As we approach Good Friday, we know why it is good. The disciples did not. Then it turned into sad Saturday for them. But wait for it… Suddenly, on the third day, just as Jesus said, the grave was empty! He learned obedience through suffering and, for the joy set before Him, he endured the cross. Have you ever thought about the torture Jesus went through, yet He followed through on the final words God gave Him to say? Seven different sayings are recorded in the Gospels, none of which are trite. Each held a meaning, and the last finished it off when He uttered, “It is finished!”

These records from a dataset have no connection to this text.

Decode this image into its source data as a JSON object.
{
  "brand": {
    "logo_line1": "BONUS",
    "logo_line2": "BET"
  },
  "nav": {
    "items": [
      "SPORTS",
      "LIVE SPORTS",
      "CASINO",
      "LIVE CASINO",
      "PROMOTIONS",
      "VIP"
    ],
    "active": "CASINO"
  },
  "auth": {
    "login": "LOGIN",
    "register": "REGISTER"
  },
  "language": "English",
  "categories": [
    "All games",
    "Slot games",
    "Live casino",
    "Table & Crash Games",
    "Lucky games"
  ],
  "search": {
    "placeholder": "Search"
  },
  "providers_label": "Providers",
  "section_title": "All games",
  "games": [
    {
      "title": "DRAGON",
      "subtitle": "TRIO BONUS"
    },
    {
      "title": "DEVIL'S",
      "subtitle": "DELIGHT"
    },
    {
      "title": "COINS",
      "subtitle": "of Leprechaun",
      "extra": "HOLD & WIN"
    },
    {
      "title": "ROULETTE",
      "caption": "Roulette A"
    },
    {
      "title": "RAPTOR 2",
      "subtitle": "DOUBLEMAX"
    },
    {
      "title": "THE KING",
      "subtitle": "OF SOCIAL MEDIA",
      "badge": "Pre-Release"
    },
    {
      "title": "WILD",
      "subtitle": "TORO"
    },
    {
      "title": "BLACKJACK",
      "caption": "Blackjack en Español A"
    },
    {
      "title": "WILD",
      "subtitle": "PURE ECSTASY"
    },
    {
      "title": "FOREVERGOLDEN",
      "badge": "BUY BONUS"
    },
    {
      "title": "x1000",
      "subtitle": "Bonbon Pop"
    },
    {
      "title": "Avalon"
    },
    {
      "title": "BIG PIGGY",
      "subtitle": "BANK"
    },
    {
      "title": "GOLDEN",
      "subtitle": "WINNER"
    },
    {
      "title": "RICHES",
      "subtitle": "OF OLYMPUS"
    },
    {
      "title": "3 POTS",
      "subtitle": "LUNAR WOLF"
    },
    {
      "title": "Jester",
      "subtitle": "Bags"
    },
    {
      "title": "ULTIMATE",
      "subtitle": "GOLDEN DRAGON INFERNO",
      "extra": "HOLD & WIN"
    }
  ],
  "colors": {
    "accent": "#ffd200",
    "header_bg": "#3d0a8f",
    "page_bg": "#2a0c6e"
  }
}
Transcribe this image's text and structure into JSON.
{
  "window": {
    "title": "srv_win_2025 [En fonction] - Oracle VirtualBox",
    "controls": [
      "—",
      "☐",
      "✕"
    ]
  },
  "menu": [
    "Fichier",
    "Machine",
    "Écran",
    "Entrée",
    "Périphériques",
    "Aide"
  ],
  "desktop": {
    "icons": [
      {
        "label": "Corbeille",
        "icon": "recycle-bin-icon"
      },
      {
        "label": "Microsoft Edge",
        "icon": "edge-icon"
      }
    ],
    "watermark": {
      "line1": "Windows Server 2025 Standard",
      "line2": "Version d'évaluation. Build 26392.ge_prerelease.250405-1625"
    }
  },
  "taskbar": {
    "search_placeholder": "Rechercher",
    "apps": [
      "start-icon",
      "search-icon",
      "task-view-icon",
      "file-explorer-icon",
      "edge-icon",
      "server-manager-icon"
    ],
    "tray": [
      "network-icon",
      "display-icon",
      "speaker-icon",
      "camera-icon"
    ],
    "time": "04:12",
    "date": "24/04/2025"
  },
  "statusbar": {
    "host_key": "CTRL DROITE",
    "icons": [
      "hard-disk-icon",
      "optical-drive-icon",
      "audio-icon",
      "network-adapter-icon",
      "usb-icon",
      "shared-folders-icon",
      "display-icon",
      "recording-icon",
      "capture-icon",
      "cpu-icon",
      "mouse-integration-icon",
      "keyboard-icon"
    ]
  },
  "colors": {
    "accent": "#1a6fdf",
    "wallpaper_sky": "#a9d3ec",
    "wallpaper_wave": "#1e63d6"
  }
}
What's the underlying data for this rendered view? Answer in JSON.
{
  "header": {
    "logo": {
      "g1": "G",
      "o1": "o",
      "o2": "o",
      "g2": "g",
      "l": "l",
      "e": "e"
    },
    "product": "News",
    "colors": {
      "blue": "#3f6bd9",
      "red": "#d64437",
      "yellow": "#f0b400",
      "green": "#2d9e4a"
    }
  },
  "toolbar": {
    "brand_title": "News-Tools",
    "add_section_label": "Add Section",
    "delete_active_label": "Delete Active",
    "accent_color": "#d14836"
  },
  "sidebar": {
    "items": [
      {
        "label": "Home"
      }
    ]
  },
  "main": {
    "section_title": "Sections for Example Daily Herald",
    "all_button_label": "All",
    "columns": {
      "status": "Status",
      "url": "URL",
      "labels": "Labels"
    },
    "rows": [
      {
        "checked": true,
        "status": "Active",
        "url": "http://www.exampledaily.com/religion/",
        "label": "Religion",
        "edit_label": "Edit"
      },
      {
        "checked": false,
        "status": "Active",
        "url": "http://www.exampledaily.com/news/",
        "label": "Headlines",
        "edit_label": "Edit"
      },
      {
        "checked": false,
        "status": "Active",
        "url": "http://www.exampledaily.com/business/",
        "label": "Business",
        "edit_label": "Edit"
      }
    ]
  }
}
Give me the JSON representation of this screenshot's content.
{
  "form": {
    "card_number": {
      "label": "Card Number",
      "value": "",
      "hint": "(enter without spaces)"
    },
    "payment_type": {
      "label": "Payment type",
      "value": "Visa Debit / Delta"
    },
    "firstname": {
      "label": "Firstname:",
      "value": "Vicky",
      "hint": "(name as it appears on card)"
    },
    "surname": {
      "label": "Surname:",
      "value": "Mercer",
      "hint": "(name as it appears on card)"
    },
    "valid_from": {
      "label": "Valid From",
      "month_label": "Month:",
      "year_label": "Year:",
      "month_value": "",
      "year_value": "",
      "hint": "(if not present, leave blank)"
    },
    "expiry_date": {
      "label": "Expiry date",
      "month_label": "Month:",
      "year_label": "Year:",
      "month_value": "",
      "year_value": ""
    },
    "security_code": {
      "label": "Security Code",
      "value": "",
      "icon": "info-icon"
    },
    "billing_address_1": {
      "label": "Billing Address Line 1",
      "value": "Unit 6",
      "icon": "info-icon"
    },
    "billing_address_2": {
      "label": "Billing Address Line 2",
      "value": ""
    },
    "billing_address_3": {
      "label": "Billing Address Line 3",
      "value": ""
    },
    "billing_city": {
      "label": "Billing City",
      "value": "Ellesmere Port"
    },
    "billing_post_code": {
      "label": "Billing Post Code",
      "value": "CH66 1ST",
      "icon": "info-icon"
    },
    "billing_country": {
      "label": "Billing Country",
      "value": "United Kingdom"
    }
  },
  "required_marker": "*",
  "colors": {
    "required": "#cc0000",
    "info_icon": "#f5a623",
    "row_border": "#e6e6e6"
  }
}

“All of heaven is interested in the cross of Christ, hell is afraid of it, while men are the only ones to ignore its meaning.”— Oswald Chambers
After The Cross
The cross, the point in time where BC and AD were divided. In this AD time, the disciples waited in the upper room for “Another” to show up. And He did! The Holy Spirit, God’s Spirit, filled them and empowered them to do what Jesus commissioned them to do before He went to His Father. The Epistles give us so much of what the cost of the cross offers believers. In Ephesians 2:13, Paul states, But now in Christ Jesus you who were once far off (Gentiles, non-Jewish) were brought near by the blood of Christ (the Anointed One). For He Himself is our Peace, who made both one and has broken down the middle wall of separation.
Galatians 3:27, 28 reads, For you are all sons/daughters of God through faith in Christ Jesus. For many of you who were baptized into Christ have put on Christ. There is neither Jew nor Greek, there is neither slave nor free, there is neither male nor female, for you all are one in Christ Jesus.
I challenge you as you read the New Testament to keep the cross in mind. All of what we have now is because of God’s plan from the beginning to die for us. John 3:16, for God so loved the world, that He gave His only begotten Son, that whosoever should believe in Him would not perish but have everlasting life. Only believe.